All 7 playbooks must pass. If any fails, sprobe's detection has regressed.

## Architecture

sprobe follows hexagonal architecture (ports & adapters):

```
sprobe/
  domain/           # Core types: PackageInfo, ScanFinding, RiskVerdict
  ports/            # Protocol definitions (interfaces)
  static_analysis/  # Regex + AST scanners
  metadata/         # PyPI metadata + typosquatting detector
  sandbox/          # bwrap runner + strace parser + honeypots
  scoring/          # Risk scoring engine
  reporting/        # Terminal output (ANSI)
  fetching/         # PyPI downloader with SHA256 verification
  patterns/         # Pattern loader (TOML) + built-in detection rules
```

Every external integration is behind a Protocol.

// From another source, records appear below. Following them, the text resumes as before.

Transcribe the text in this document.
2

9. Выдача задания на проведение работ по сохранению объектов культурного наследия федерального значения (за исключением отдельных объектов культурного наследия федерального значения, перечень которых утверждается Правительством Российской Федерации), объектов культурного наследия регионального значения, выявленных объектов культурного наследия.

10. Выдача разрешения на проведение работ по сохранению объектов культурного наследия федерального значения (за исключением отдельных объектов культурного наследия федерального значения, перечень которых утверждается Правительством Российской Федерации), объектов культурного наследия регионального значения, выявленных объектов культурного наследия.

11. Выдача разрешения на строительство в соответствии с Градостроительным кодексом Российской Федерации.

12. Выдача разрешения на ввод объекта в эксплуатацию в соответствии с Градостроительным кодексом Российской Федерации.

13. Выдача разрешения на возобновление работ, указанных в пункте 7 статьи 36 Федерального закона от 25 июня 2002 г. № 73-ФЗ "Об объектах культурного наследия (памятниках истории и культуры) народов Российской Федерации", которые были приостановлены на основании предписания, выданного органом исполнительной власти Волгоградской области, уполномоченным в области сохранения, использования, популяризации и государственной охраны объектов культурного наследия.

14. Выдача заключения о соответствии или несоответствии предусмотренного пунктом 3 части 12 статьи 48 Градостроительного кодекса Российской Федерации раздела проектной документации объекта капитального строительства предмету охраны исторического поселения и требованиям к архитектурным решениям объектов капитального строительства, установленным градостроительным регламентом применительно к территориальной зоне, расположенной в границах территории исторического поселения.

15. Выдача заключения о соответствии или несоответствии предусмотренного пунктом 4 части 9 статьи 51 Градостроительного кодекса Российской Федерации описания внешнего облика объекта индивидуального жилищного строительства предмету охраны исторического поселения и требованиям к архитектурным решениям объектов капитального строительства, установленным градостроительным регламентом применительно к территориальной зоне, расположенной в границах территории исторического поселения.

Swap the PyPI fetcher for a private registry adapter by changing one line.

## Security posture

- **Zero runtime dependencies** - attack surface is Python stdlib only
- **SHA256 verification** - every download checked against PyPI's published hash
- **Path traversal protection** - archive unpacking rejects `../` paths
- **Network isolation** - sandbox blocks all outbound connections
- **Honeypot canaries** - unique per session, unpredictable tokens
- **No installation** - sprobe never runs `pip install`, only analyzes source
- **Size limits** - rejects downloads over 50 MB (zip bomb protection)

## License

[PyAutoML Non-Commercial License v1.0](LICENSE)

Free for personal and educational use. Commercial use requires written permission.